"What's interesting in this picture is what's not in it." This was what Francis Matthew, Editor at Large of Gulf News, told an audience while viewing some of the earliest pictures of the UAE in a session at the Emirates Airline Festival of Literature on Sunday night.
For one hour, festival goers travelled back nearly half a century through pictures depicting the UAE's transformation — from small villages to huge modern cities with skyscrapers and record-breaking achievements — in a session called "The Journey from the Trucial States to the Emirates".
These pictures, taken by Gulf News photographers and other institutions are published in the book Building a Nation: 40 Years of the UAE in Pictures.

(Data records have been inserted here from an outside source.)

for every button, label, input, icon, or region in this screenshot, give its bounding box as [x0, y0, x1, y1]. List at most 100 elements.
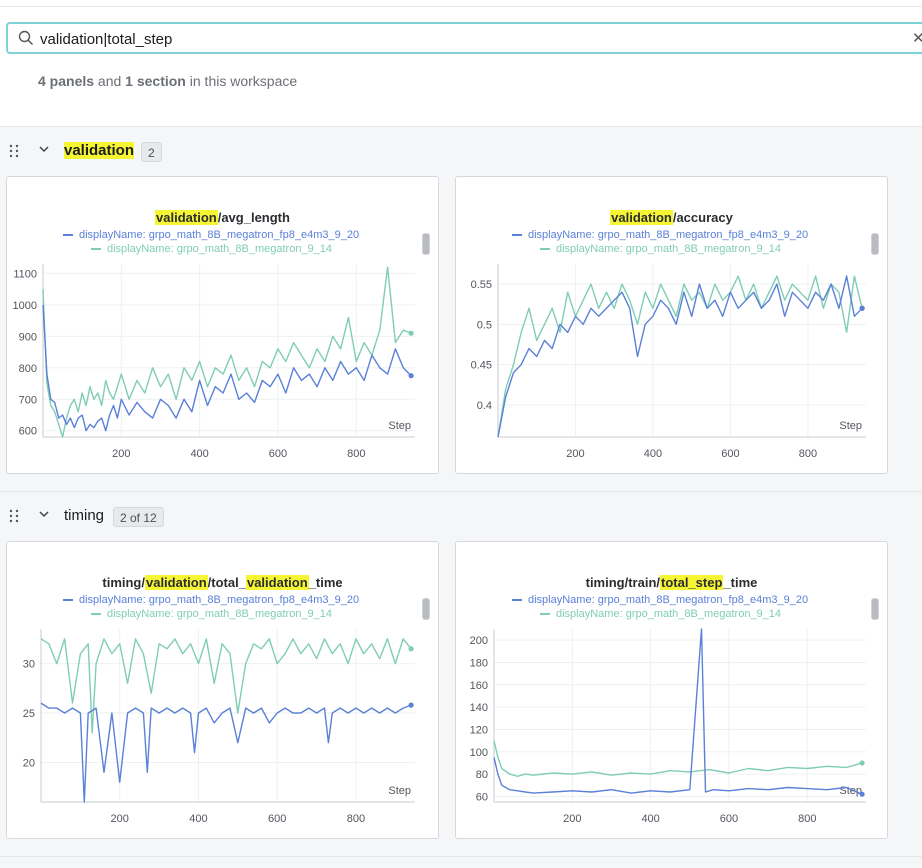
legend-entry[interactable]: displayName: grpo_math_8B_megatron_fp8_e… — [512, 229, 808, 241]
legend-label: displayName: grpo_math_8B_megatron_fp8_e… — [528, 594, 809, 606]
y-tick-label: 180 — [470, 657, 488, 669]
series-line[interactable] — [497, 275, 863, 438]
legend-scrollbar[interactable] — [422, 598, 430, 620]
x-tick-label: 400 — [641, 813, 659, 825]
panel-title-part: /total_ — [207, 575, 246, 590]
workspace-summary: 4 panels and 1 section in this workspace — [38, 73, 297, 89]
legend-entry[interactable]: displayName: grpo_math_8B_megatron_fp8_e… — [63, 229, 359, 241]
x-tick-label: 400 — [189, 813, 207, 825]
section-count-badge: 2 of 12 — [113, 507, 164, 527]
panel-avg-length[interactable]: validation/avg_length displayName: grpo_m… — [6, 176, 439, 474]
panel-title-part: validation — [155, 210, 218, 225]
series-line[interactable] — [42, 304, 412, 432]
summary-and: and — [94, 73, 126, 89]
x-tick-label: 800 — [347, 813, 365, 825]
x-tick-label: 400 — [644, 448, 662, 460]
y-tick-label: 120 — [470, 724, 488, 736]
chevron-down-icon[interactable] — [38, 508, 50, 520]
y-tick-label: 100 — [470, 747, 488, 759]
section-title: validation — [64, 142, 135, 159]
series-end-point — [859, 791, 865, 797]
legend-swatch — [63, 599, 73, 602]
panel-total-step-time[interactable]: timing/train/total_step_time displayName:… — [455, 541, 888, 839]
y-tick-label: 0.55 — [471, 279, 492, 291]
legend-swatch — [63, 234, 73, 237]
panel-title-part: validation — [610, 210, 673, 225]
search-icon — [18, 30, 33, 45]
legend-scrollbar[interactable] — [871, 233, 879, 255]
section-title: timing — [64, 507, 105, 524]
legend-swatch — [91, 613, 101, 616]
panel-title-part: _time — [723, 575, 758, 590]
clear-icon[interactable]: ✕ — [912, 30, 922, 47]
section-count-badge: 2 — [141, 142, 162, 162]
legend-swatch — [540, 248, 550, 251]
series-end-point — [408, 330, 414, 336]
legend-entry[interactable]: displayName: grpo_math_8B_megatron_9_14 — [540, 608, 781, 620]
legend-entry[interactable]: displayName: grpo_math_8B_megatron_9_14 — [91, 243, 332, 255]
x-tick-label: 400 — [190, 448, 208, 460]
legend-label: displayName: grpo_math_8B_megatron_9_14 — [107, 243, 333, 255]
legend-label: displayName: grpo_math_8B_megatron_fp8_e… — [528, 229, 809, 241]
y-tick-label: 80 — [476, 769, 488, 781]
search-box[interactable]: ✕ — [6, 22, 922, 54]
y-tick-label: 140 — [470, 702, 488, 714]
summary-suffix: in this workspace — [185, 73, 298, 89]
x-tick-label: 800 — [799, 448, 817, 460]
series-line[interactable] — [42, 266, 412, 438]
legend-entry[interactable]: displayName: grpo_math_8B_megatron_fp8_e… — [512, 594, 808, 606]
line-chart: 600 700 800 900 1000 1100 200 400 600 800 Step — [13, 264, 415, 460]
legend-label: displayName: grpo_math_8B_megatron_fp8_e… — [79, 594, 360, 606]
panel-title-part: timing/train/ — [585, 575, 660, 590]
panels-count: 4 panels — [38, 73, 95, 89]
legend-scrollbar[interactable] — [422, 233, 430, 255]
x-tick-label: 200 — [566, 448, 584, 460]
chevron-down-icon[interactable] — [38, 143, 50, 155]
x-tick-label: 200 — [112, 448, 130, 460]
y-tick-label: 20 — [23, 757, 35, 769]
series-line[interactable] — [493, 628, 863, 795]
legend-entry[interactable]: displayName: grpo_math_8B_megatron_9_14 — [91, 608, 332, 620]
x-tick-label: 600 — [720, 813, 738, 825]
x-axis-label: Step — [388, 420, 411, 432]
x-tick-label: 200 — [111, 813, 129, 825]
panel-title-part: timing/ — [102, 575, 145, 590]
sections-count: 1 section — [125, 73, 186, 89]
y-tick-label: 200 — [470, 635, 488, 647]
series-end-point — [859, 305, 865, 311]
y-tick-label: 0.4 — [477, 400, 492, 412]
x-axis-label: Step — [839, 785, 862, 797]
legend-swatch — [91, 248, 101, 251]
x-tick-label: 800 — [347, 448, 365, 460]
panel-total-validation-time[interactable]: timing/validation/total_validation_time d… — [6, 541, 439, 839]
series-end-point — [859, 760, 865, 766]
panel-accuracy[interactable]: validation/accuracy displayName: grpo_mat… — [455, 176, 888, 474]
divider — [0, 126, 922, 127]
panel-title: timing/train/total_step_time — [456, 575, 887, 590]
legend-scrollbar[interactable] — [871, 598, 879, 620]
search-input[interactable] — [40, 28, 900, 50]
panel-title-part: validation — [144, 575, 208, 590]
series-end-point — [408, 373, 414, 379]
legend-entry[interactable]: displayName: grpo_math_8B_megatron_fp8_e… — [63, 594, 359, 606]
legend-label: displayName: grpo_math_8B_megatron_9_14 — [556, 608, 782, 620]
divider — [0, 491, 922, 492]
x-tick-label: 800 — [798, 813, 816, 825]
section-header-timing[interactable]: timing 2 of 12 — [0, 504, 922, 530]
line-chart: 20 25 30 200 400 600 800 Step — [23, 629, 415, 825]
series-line[interactable] — [40, 702, 412, 803]
y-tick-label: 900 — [19, 331, 37, 343]
line-chart: 60 80 100 120 140 160 180 200 200 400 600 800 Step — [470, 628, 866, 825]
y-tick-label: 0.45 — [471, 360, 492, 372]
legend-label: displayName: grpo_math_8B_megatron_fp8_e… — [79, 229, 360, 241]
legend-label: displayName: grpo_math_8B_megatron_9_14 — [556, 243, 782, 255]
legend-entry[interactable]: displayName: grpo_math_8B_megatron_9_14 — [540, 243, 781, 255]
drag-handle-icon[interactable] — [9, 509, 19, 523]
line-chart: 0.4 0.45 0.5 0.55 200 400 600 800 Step — [471, 264, 866, 460]
series-line[interactable] — [40, 638, 412, 734]
y-tick-label: 1100 — [13, 268, 37, 280]
series-line[interactable] — [493, 740, 863, 778]
drag-handle-icon[interactable] — [9, 144, 19, 158]
section-header-validation[interactable]: validation 2 — [0, 139, 922, 165]
x-axis-label: Step — [388, 785, 411, 797]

"The story told in Building a Nation is one of very rapid development. It's about places we all know, buildings we see every day, which had been put up in living memory," Matthew said, adding that many of the pictures were being published for the first time.

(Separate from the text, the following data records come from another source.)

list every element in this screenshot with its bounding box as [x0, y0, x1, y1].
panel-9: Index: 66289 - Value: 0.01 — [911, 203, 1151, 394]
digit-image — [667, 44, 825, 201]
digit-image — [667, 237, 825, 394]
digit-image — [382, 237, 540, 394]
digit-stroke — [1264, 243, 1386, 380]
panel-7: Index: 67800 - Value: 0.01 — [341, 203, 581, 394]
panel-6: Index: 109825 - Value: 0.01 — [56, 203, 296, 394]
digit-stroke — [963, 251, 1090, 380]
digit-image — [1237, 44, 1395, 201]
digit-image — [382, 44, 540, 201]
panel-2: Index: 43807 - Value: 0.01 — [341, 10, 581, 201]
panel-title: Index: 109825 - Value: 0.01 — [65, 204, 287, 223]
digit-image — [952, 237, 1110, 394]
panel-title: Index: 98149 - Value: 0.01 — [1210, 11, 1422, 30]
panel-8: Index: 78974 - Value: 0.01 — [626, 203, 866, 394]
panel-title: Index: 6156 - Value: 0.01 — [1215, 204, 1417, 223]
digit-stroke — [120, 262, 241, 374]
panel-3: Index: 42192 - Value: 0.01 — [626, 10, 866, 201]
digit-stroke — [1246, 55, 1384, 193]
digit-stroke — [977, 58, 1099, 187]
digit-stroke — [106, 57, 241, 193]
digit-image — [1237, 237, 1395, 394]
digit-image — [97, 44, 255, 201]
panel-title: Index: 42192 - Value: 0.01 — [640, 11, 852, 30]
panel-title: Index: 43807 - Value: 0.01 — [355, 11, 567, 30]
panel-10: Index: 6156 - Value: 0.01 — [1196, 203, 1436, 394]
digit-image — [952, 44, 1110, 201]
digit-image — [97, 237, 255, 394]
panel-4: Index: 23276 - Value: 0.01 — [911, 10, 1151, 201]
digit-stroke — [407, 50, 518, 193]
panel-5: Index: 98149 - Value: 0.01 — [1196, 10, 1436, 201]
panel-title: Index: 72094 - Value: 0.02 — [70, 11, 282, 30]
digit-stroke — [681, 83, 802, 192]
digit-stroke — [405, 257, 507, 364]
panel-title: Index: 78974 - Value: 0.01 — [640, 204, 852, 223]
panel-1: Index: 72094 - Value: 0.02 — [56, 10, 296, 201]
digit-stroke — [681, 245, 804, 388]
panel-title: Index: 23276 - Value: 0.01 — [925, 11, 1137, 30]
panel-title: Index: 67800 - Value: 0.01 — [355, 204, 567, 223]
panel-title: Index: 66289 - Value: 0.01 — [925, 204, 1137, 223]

"And so some of those pictures showed bits of sand which have now moved into being quite large centres. The pictures showing the sand behind the Metropolitan Hotel is now Business Bay," he said.

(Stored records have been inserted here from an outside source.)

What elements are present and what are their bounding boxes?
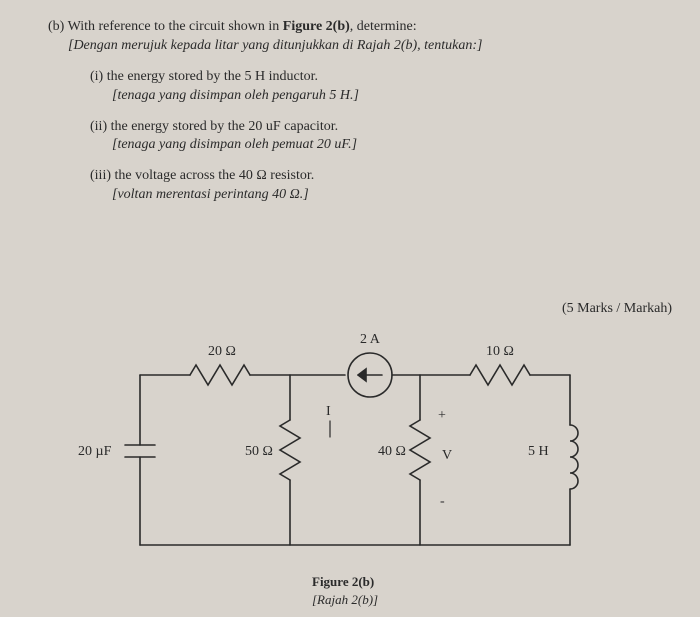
item-ms: [voltan merentasi perintang 40 Ω.] xyxy=(112,186,672,205)
label-ind: 5 H xyxy=(528,443,549,462)
item-num: (ii) xyxy=(90,119,107,134)
figure-caption: Figure 2(b) [Rajah 2(b)] xyxy=(312,573,378,608)
intro-ms: [Dengan merujuk kepada litar yang ditunj… xyxy=(68,37,672,56)
label-cap: 20 µF xyxy=(78,443,111,462)
label-src: 2 A xyxy=(360,331,380,350)
label-r20: 20 Ω xyxy=(208,343,236,362)
label-r40: 40 Ω xyxy=(378,443,406,462)
item-ms: [tenaga yang disimpan oleh pengaruh 5 H.… xyxy=(112,87,672,106)
item-ms: [tenaga yang disimpan oleh pemuat 20 uF.… xyxy=(112,136,672,155)
label-r50: 50 Ω xyxy=(245,443,273,462)
circuit-svg xyxy=(80,335,640,565)
item-en: the energy stored by the 20 uF capacitor… xyxy=(111,119,339,134)
part-label: (b) xyxy=(48,19,64,34)
intro-en-1: With reference to the circuit shown in xyxy=(68,19,283,34)
item-en: the voltage across the 40 Ω resistor. xyxy=(115,168,315,183)
label-plus: + xyxy=(438,407,446,426)
item-num: (i) xyxy=(90,69,103,84)
item-en: the energy stored by the 5 H inductor. xyxy=(107,69,318,84)
label-i: I xyxy=(326,403,331,422)
question-item: (i) the energy stored by the 5 H inducto… xyxy=(90,68,672,106)
circuit-diagram: 20 µF 20 Ω 50 Ω 40 Ω 10 Ω 5 H 2 A V + - … xyxy=(80,335,640,600)
fig-ref: Figure 2(b) xyxy=(283,19,350,34)
intro-en-2: , determine: xyxy=(350,19,417,34)
marks-label: (5 Marks / Markah) xyxy=(562,300,672,319)
question-item: (ii) the energy stored by the 20 uF capa… xyxy=(90,118,672,156)
label-minus: - xyxy=(440,493,445,512)
item-num: (iii) xyxy=(90,168,111,183)
question-intro: (b) With reference to the circuit shown … xyxy=(48,18,672,56)
question-item: (iii) the voltage across the 40 Ω resist… xyxy=(90,167,672,205)
label-r10: 10 Ω xyxy=(486,343,514,362)
label-v: V xyxy=(442,447,452,466)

If there was one theme the pictures in the book showed, it was how fast that the country worked to achieve this development.
"The extraordinary speed [of development] is the biggest thing. The 40 years of peaceful development — how many other countries in this region have not had civil war, have not had a border war, have had no riots or civil disobedience? It's a story of peaceful, successful growth."
Building a Nation, edited by Matthew and Najla Al Rostamani, Gulf News Deputy Managing Editor, is the second book Al Nisr Publishing has published chronicling the nation's history; with the first one being Rise of a Nation: 30 Years in Pictures.
"In Gulf News, we've got an archive of 30 years. So we can do the last 30 years of the UAE. What we do not have is before we [Gulf News] existed. So we had to find archives and what was the most difficult thing was to find good pictures of the past with information," Matthew said.
This search for information behind historical pictures likewise played a major role in the research of Fatima Lootah from Dubai Culture and Arts Authority who recorded on video tales of the UAE from the years gone by.
"Elderly Emiratis took us to some locations in Dubai, for example the Shindagah [area], where people used to live 85 or 95 years ago. We looked at all these things plus the method of transportation, food they eat, and materials they used in building houses before," Lootah told the audience at the session.
Lootah also emphasised on the importance of retelling these stories, especially to the younger generation. "The risk is that the new generation know nothing about the old generation. They don't care about their culture; what they care about is technology."